Os deputados Caroline de Toni (PL-SC) e Gustavo Gayer (PL-GO) enviaram nesta quarta-feira, 18, um ofício ao presidente Luiz Inácio Lula da Silva (PT) no qual pedem a demissão do procurador-geral da República, Paulo Gonet. Os parlamentares sustentam que Gonet se omite em relação às investigações do banco Master e às denúncias que pesam contra os ministros do Supremo Tribunal Federal (STF) Dias Toffoli e Alexandre de Moraes.
Os parlamentares se amparam no artigo 128º da Constituição que confere ao presidente a prerrogativa de pedir ao Senado a exoneração do procurador-geral. São necessários os votos da maioria absoluta do senadores para demitir o chefe do Ministério Público de suas funções. Não há ocorrências de procuradores-gerais demitidos desde a redemocratização.
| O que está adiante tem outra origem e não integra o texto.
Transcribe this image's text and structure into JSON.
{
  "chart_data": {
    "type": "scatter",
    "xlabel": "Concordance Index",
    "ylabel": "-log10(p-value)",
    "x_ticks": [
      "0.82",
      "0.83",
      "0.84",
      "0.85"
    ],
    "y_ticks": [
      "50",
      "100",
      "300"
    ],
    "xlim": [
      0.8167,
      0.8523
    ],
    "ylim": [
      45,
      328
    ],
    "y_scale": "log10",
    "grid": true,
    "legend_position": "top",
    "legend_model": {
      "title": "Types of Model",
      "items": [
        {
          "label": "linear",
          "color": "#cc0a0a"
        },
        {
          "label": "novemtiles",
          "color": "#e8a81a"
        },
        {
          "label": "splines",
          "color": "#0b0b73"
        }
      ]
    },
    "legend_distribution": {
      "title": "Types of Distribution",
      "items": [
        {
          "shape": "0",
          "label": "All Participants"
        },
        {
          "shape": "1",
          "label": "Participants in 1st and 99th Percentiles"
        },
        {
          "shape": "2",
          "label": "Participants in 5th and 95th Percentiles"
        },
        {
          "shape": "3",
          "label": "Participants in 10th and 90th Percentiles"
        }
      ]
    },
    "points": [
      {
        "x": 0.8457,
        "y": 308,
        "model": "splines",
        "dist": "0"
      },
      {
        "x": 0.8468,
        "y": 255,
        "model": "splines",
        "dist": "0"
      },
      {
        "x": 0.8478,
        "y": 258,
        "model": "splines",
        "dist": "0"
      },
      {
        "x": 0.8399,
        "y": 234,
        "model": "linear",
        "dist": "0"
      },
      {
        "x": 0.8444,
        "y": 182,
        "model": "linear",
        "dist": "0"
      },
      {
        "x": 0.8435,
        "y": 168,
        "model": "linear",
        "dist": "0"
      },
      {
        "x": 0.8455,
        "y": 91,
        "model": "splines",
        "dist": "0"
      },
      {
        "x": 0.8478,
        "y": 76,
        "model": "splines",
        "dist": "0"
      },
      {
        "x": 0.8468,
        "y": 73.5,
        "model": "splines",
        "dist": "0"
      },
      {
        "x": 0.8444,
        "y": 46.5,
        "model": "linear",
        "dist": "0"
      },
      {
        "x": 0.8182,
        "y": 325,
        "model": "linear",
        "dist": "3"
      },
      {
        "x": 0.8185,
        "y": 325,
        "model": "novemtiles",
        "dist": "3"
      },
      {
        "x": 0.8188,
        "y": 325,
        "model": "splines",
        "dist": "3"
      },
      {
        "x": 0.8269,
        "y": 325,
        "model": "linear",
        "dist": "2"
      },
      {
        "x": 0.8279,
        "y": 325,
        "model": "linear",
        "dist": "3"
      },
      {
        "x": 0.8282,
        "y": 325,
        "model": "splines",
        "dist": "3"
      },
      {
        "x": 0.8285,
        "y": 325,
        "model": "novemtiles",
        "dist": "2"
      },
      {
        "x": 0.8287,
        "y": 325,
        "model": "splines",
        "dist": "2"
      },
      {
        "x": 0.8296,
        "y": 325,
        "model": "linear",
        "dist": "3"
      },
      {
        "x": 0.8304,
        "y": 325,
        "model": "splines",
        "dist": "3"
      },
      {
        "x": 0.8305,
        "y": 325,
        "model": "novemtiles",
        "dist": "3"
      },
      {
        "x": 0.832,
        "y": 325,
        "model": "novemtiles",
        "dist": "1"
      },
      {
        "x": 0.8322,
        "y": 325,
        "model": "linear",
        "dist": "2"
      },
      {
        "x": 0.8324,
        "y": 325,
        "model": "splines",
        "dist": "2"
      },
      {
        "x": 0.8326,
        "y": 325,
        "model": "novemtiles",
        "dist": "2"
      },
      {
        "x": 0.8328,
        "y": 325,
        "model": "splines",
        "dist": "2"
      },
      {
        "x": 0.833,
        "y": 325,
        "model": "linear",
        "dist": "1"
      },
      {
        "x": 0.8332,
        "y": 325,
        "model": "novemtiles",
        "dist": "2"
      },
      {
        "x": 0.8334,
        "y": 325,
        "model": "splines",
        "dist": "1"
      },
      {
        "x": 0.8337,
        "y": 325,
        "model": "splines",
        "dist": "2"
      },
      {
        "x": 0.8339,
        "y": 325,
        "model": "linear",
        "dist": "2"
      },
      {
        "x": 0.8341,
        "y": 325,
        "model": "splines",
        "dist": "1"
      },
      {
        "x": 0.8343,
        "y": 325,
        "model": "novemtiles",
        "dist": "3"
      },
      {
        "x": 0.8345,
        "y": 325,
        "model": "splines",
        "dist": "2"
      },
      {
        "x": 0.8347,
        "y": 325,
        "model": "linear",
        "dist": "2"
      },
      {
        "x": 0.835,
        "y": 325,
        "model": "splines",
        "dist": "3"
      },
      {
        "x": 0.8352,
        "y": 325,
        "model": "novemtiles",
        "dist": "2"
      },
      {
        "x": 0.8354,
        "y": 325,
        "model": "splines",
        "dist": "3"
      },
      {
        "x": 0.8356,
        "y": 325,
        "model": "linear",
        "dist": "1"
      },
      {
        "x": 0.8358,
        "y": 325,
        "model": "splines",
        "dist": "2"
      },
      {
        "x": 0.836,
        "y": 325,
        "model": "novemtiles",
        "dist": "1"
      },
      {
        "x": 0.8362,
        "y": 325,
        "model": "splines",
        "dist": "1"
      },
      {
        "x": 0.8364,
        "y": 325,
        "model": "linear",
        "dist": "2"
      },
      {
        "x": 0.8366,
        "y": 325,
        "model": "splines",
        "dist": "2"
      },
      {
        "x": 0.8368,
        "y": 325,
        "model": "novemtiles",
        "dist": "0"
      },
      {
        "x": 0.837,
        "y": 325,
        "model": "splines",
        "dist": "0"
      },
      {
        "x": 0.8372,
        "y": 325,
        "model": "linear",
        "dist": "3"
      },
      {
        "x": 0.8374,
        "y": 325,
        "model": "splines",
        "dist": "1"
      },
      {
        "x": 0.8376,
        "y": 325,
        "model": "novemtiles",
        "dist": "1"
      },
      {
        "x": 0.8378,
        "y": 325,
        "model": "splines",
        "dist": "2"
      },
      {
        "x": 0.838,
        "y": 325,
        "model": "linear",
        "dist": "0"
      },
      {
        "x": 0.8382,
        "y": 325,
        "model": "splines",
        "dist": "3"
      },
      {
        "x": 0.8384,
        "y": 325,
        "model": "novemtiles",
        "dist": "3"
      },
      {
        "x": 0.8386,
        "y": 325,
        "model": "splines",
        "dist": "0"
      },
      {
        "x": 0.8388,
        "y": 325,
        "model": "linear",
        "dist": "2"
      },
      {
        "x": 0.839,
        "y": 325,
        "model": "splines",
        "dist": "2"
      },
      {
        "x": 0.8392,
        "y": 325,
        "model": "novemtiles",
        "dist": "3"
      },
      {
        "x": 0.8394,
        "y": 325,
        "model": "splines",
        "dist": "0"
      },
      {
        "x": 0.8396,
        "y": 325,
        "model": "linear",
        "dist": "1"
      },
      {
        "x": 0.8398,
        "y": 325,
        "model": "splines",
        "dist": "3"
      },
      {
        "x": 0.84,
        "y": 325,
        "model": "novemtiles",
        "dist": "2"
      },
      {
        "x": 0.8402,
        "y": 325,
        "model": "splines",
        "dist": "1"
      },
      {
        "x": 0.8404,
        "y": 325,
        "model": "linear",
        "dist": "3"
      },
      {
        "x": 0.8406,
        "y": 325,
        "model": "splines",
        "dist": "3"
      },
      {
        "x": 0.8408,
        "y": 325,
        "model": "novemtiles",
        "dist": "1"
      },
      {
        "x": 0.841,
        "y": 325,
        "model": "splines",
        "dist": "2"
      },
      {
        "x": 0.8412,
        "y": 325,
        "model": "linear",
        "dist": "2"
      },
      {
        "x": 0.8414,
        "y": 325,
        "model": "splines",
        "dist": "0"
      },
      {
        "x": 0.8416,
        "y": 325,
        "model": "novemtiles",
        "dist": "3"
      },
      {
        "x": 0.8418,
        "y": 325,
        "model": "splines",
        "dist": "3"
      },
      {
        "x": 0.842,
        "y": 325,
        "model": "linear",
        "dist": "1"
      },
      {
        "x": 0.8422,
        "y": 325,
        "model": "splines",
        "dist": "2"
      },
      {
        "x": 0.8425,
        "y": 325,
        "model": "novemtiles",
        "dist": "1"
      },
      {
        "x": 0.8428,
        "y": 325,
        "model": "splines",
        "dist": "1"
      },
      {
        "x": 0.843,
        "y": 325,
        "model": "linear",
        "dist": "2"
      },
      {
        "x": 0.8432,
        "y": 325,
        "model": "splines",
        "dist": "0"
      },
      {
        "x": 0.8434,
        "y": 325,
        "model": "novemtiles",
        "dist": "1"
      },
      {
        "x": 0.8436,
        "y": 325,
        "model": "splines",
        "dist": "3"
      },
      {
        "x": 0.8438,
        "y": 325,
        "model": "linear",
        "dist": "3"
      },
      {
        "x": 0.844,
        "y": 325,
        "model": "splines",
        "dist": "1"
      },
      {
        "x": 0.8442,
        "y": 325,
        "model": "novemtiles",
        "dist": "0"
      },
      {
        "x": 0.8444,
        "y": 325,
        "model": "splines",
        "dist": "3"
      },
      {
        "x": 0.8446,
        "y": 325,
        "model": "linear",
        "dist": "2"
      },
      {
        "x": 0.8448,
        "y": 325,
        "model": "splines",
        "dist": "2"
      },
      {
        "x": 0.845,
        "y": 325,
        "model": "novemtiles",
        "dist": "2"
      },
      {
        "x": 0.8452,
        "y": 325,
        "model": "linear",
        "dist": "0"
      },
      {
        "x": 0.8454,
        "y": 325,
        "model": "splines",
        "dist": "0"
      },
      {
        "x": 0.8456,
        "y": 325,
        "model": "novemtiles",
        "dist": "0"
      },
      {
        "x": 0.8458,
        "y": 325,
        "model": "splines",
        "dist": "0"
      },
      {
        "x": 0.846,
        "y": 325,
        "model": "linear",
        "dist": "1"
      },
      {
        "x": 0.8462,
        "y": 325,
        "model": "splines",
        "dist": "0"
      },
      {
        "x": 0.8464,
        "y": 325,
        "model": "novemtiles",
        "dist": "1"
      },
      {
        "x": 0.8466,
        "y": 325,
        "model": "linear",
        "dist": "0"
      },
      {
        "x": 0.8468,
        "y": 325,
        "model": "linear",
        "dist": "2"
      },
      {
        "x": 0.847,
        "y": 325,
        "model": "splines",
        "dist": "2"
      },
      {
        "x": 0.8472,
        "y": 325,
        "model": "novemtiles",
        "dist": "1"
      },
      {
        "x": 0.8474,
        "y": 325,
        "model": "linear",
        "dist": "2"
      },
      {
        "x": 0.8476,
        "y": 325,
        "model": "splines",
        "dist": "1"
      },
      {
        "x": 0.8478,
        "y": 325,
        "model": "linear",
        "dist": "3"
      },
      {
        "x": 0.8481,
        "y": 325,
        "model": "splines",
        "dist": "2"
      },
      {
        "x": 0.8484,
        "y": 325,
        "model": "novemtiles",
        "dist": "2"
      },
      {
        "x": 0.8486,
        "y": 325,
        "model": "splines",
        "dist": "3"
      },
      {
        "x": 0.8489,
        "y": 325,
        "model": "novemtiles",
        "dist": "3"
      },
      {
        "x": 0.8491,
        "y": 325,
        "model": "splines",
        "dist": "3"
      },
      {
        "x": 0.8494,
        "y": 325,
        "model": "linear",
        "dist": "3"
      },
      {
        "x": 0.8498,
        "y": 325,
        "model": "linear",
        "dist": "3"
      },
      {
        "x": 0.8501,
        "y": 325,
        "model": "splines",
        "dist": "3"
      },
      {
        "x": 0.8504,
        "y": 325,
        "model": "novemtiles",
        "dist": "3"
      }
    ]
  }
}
“A recusa funcional não se manifesta apenas de forma expressa, podendo também ocorrer por meio de omissão, procrastinação injustificada ou atuação institucional incompatível com o dever constitucional de defesa da ordem jurídica”, afirmam os deputados no ofício enviado a Lula.
O documento cita as decisões de Gonet de arquivar pedidos destinados à análise de eventual suspeição de Toffoli por conflito de interesses na condução do inquérito do Master. O ministro era sócio oculto de uma empresa cuja participação em um resort foi comprada pelo cunhado de Vorcaro, o empresário Fabiano Zettel.
O procurador-geral também não se manifestou sobre as suspeitas que recaem sobre Moraes. O ministro teria mantido contato frequente com Vorcaro, inclusive no dia da sua primeira prisão, e a sua esposa recebeu R$ 129 milhões em um contrato prestado ao Master. Os casos envolvendo os ministros do STF têm pressionado Gonet para que tome providências, mas a falta de ações tem feito com que ele passe a sofrer pressão de oposicionistas.